The invitation called for “yachting clothes” and instructed everyone to be on time for an 8:01 departure. It was a dismal, rainy evening, but the yacht embarked anyway with a full complement of guests: Lem Billings, the Bradlees, the Shrivers, the Smatherses, Bobby and Ethel, Teddy, the Bartletts, the Fays, actor David Niven and his wife Hjordis, Bill Walton, an old Boston pol named Clem Norton, Mary Meyer, and one or two others.

With thunder and lightning crashing all around, drinks were served on the covered fantail, followed by a dinner of roast filet of beef in the elegant, mahogany-paneled main cabin. As the 1955 Dom Perignon flowed, toasts were delivered and the laughter grew louder. Everyone was having too good a time to notice the storm raging outside.

ALTHOUGH BY NOW THE TWIST
was decidedly passé, it remained Jack’s favorite piece of dance music. On orders from their commander in chief, the three-piece Marine Band aboard the
Sequoia
played the tune over and over again until it was finally time for JFK to unwrap his presents.

Sitting in one of his padded rockers, Jack ripped through the presents as he always did, reacting to each with unalloyed glee.
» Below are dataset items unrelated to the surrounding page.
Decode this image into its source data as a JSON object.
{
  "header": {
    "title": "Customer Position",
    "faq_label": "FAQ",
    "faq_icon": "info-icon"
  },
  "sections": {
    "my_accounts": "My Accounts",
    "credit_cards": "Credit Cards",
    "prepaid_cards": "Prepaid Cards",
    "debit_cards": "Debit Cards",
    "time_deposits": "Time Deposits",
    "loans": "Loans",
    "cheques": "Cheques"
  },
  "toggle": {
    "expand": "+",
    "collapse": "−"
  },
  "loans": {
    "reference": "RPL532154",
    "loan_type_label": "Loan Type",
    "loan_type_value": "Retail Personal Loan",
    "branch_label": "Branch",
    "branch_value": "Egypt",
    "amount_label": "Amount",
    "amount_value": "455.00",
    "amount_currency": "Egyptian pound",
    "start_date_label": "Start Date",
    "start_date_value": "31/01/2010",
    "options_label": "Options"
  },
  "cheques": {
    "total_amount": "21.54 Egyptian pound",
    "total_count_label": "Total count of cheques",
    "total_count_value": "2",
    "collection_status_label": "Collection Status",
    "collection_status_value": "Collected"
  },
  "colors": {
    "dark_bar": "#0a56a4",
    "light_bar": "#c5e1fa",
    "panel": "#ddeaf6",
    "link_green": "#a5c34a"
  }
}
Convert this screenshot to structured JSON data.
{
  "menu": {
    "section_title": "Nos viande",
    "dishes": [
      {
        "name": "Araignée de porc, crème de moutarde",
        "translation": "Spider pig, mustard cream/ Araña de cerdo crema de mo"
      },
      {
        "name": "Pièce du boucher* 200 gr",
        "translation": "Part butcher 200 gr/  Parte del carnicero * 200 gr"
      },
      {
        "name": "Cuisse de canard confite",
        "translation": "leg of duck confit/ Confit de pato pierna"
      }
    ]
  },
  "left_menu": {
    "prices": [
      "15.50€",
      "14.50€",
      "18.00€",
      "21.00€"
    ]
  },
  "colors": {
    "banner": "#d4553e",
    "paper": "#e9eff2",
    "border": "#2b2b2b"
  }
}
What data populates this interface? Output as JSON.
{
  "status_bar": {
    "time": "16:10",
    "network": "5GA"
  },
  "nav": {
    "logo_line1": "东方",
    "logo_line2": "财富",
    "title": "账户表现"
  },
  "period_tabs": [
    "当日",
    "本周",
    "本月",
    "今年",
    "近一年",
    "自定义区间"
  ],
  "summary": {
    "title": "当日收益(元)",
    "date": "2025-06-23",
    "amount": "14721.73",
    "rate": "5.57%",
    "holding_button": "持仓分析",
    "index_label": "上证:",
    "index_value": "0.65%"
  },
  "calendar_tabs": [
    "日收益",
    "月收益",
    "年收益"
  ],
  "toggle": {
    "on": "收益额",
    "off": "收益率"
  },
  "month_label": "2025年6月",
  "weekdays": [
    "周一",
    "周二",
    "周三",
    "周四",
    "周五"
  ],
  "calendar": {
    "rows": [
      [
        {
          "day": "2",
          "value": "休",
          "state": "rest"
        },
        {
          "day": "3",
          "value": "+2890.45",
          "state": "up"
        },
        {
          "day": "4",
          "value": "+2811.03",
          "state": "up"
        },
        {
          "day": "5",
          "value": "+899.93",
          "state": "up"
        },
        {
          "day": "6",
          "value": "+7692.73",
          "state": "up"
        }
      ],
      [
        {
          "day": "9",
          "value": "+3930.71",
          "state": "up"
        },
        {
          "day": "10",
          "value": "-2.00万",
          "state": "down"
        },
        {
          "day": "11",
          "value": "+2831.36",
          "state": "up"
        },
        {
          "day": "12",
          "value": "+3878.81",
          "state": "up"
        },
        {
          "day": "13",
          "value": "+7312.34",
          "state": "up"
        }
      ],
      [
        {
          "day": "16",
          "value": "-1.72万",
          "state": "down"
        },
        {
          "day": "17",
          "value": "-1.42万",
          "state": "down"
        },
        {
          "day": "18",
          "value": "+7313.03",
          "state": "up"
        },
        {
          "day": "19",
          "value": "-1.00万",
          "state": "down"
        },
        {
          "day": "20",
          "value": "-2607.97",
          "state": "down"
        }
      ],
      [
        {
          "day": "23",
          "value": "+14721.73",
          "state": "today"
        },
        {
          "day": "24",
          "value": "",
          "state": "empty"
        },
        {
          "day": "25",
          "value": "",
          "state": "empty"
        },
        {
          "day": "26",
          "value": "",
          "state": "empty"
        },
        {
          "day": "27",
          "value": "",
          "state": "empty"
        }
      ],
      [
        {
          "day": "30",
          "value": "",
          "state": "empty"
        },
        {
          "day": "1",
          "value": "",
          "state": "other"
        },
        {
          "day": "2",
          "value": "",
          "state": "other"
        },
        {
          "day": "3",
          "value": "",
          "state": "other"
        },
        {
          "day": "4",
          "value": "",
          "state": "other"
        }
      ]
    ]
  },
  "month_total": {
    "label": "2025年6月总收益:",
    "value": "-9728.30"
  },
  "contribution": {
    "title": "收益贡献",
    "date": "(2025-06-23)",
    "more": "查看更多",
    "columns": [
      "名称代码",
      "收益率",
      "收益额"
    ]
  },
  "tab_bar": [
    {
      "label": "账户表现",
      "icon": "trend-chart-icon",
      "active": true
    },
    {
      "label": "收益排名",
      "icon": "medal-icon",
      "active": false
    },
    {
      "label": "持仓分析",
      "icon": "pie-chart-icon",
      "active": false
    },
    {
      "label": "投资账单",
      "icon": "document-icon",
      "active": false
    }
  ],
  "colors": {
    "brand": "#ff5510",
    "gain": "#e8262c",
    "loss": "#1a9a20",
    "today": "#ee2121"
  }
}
As he held each gift aloft for the others to see, Jackie gave a running commentary—until a soused Clem Norton stumbled and put his foot right through the rare engraving of a scene from the War of 1812 that had been Jackie’s gift to her husband.

It took a moment for the gasps to subside. “That’s really too bad, isn’t it, Jackie?” Jack said as he reached for the next gift. “Oh, that’s all right,” she said, disappointed but determined not to put a damper on the proceedings. “I can get it fixed.” Although Tony Bradlee knew from Jackie’s expression that she was “distressed,” Ben Bradlee was impressed by how “unemotional” Jackie and Jack were. “They both so rarely show any emotion,” he observed, “except by laughter.”

At JFK’s request, the
Sequoia
sailed downriver and back again a total of five times. By the time the captain finally docked the yacht at l:23 a.m., most of the guests were drunk, Teddy had somehow managed to rip the left leg of his trousers completely off, and JFK—with Jackie
and
Mary Meyer right there—got caught up in the moment and chased Tony Bradlee around the boat while crew members roared with laughter. The episode, which apparently went unnoticed by Jackie, left Tony feeling “flattered, and appalled too.”

By the next morning the storms had rolled away, leaving behind warm temperatures and a cloudless sky. JFK, none the worse for the wear, marked Memorial Day by laying a wreath at the Tomb of the Unknown Soldier in Arlington National Cemetery. Instead of immediately returning to the White House, he decided to take a stroll in the sunshine with Caroline on the cemetery’s well-tended grounds. This had long been one of Jack’s favorite spots, and he took care to point out Arlington’s spectacular views of the Potomac and the monuments of Washington, D.C. beyond.

Caroline was particularly struck by the stately hilltop mansion overlooking the cemetery. “Who lives there, Daddy?” she asked.

“That’s the Custis-Lee Mansion,” he answered. “A very famous Civil War general named Robert E. Lee lived there a long time ago.”

From this day forward, Caroline would scan the horizon for the mansion whenever she was being driven through Washington. “When Caroline was very little,” Jackie said, “the mansion was one of the first things she learned to recognize.”